Nottingham Arts Theatre is a theatre on George Street in Nottingham, England. Formerly known as the Co-op Arts Theatre, it is located in the former George Street Particular Baptist Church building.

It has a seating capacity of 274 in the Auditorium and a newer, 50-seat studio theatre. It is operated by an educational charity. It has seen a few notable entertainers on its stage, such as some of the members of Nottingham-based band Dog Is Dead. The theatre premiered the stage version of Alan Sillitoe's novel Saturday Night and Sunday Morning. It also stages a pantomime and a youth theatre production annually. 
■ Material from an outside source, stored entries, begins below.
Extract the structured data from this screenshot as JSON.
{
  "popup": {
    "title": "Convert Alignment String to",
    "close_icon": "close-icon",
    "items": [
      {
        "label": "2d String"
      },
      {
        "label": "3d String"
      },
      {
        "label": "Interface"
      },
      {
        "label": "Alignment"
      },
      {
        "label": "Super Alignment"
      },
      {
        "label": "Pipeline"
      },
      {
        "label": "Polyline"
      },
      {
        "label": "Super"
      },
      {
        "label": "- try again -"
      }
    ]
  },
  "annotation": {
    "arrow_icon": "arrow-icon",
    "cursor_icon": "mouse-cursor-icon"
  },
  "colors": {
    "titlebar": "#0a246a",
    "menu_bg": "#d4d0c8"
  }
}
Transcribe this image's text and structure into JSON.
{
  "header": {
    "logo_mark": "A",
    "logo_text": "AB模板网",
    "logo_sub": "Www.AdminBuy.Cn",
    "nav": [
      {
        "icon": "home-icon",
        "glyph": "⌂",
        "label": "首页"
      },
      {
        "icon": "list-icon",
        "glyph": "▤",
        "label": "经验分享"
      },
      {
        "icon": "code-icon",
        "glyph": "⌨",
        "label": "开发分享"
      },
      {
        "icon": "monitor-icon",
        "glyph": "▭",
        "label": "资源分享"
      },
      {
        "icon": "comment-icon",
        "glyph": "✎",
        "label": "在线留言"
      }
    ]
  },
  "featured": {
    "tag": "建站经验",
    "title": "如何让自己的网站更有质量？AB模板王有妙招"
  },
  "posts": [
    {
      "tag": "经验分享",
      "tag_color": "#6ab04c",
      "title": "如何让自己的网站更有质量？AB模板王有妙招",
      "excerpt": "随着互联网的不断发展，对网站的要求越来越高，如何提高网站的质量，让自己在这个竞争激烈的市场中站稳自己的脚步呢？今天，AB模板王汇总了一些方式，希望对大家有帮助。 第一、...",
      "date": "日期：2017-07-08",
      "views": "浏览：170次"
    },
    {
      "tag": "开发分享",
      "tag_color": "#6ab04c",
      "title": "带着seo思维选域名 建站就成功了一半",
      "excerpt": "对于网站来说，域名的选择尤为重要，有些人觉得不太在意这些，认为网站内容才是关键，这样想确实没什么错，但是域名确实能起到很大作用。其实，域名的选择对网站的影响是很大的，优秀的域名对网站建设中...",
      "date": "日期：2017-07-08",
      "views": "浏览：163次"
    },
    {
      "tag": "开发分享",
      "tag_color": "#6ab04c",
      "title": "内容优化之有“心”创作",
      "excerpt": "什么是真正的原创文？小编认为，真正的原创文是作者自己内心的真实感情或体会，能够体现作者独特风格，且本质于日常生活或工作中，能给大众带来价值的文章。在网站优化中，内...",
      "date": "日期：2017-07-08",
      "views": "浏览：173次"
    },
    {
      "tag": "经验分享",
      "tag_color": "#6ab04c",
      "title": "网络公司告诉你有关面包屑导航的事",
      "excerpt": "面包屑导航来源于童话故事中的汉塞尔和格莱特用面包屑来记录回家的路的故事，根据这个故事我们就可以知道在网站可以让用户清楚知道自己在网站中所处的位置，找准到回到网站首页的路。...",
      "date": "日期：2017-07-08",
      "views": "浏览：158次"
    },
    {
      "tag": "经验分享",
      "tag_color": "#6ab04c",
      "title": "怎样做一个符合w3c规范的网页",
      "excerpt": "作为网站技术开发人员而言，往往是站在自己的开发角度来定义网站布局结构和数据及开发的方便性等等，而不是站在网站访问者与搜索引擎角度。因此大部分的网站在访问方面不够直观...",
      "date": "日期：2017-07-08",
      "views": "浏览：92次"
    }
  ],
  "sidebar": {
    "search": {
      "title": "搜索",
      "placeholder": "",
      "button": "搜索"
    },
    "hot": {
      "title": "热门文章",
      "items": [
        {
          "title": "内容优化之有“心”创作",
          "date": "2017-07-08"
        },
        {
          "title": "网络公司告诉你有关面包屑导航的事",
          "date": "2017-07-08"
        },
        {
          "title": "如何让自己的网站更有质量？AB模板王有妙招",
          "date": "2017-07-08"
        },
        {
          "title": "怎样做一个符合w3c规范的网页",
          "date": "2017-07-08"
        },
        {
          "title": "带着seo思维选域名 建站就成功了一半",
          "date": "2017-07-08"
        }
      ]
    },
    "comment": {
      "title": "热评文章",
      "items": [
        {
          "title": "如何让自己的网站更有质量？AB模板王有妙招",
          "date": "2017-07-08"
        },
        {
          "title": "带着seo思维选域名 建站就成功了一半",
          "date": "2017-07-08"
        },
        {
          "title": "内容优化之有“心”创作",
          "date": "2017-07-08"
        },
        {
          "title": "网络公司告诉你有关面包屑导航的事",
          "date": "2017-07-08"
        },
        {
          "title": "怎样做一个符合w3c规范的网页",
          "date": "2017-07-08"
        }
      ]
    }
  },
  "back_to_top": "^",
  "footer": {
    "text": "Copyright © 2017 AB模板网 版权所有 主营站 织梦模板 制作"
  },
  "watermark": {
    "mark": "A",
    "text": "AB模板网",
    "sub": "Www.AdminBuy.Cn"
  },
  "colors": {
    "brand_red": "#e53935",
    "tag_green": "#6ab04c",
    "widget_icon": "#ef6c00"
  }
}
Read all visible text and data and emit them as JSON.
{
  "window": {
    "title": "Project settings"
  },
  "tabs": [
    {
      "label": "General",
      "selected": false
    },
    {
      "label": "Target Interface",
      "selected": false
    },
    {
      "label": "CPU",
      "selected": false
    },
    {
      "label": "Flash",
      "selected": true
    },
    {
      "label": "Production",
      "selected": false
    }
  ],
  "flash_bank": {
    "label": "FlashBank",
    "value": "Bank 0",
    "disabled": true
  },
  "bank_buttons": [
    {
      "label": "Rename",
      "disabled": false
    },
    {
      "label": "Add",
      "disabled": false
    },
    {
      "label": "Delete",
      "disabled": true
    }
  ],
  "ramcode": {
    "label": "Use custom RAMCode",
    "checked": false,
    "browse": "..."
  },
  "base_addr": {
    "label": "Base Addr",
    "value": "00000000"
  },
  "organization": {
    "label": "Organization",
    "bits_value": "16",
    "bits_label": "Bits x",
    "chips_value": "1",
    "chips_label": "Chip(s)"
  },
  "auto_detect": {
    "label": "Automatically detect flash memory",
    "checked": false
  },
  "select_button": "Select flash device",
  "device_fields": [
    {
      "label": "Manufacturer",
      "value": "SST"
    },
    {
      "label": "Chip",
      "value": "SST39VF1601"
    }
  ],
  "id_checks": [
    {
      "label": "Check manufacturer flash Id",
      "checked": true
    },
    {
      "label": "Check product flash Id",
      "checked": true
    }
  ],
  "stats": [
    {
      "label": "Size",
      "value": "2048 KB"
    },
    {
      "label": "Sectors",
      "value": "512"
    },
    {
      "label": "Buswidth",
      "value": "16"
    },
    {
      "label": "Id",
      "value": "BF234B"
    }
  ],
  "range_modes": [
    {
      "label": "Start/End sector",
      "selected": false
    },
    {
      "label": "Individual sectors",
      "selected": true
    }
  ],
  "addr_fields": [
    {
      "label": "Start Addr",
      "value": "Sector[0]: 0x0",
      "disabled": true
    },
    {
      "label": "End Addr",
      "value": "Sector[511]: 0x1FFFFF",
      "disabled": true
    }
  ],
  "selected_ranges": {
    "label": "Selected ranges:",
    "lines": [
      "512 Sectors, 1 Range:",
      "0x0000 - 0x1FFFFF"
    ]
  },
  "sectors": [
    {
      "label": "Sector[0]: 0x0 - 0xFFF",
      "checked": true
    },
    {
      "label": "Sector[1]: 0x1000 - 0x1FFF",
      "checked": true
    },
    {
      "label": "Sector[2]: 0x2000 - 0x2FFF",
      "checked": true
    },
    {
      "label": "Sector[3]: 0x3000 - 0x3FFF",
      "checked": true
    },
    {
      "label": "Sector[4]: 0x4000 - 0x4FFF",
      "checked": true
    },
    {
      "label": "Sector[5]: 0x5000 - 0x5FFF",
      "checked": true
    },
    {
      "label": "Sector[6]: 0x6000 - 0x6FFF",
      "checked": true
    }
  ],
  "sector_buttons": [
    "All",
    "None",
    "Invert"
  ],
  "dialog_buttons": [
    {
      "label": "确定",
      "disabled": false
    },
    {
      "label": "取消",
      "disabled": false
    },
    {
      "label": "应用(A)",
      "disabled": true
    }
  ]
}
As an educational charity, Nottingham Arts Theatre takes pride in providing opportunities for young people, primarily through its youth theatre group. The Youth Theatre Group is dedicated to creating an environment for young people to grow, learn and be creative through workshops and performances. Another, newer tradition is the summer 'Show in a Week' where minors (often from the youth theatre) come and stage a one-night show after a week's rehearsal.

Productions
In recent years it has put on shows such as:
The King and I (2010)
Les Misérables, Youth Theatre (2009)
Our Day Out, Youth Theatre (2010)
RENT: School Edition, Youth Theatre (2011)
Dangerous Corner (2010)
Annie Get Your Gun (2011)
Run for Your Wife (2010)
Tommy (2009)
The Roses of Eyam (2011)
A Midsummer Night's Dream (2008)
The Full Monty (2011)

The theatre's 2012 pantomime production of Puss in Boots was the subject of a documentary, Panto!, by Jeanie Finlay, which was a co-production by Glimmer Films and Met Film Production for BBC Storyville. It was first aired on BBC Four on Monday 22 December 2014.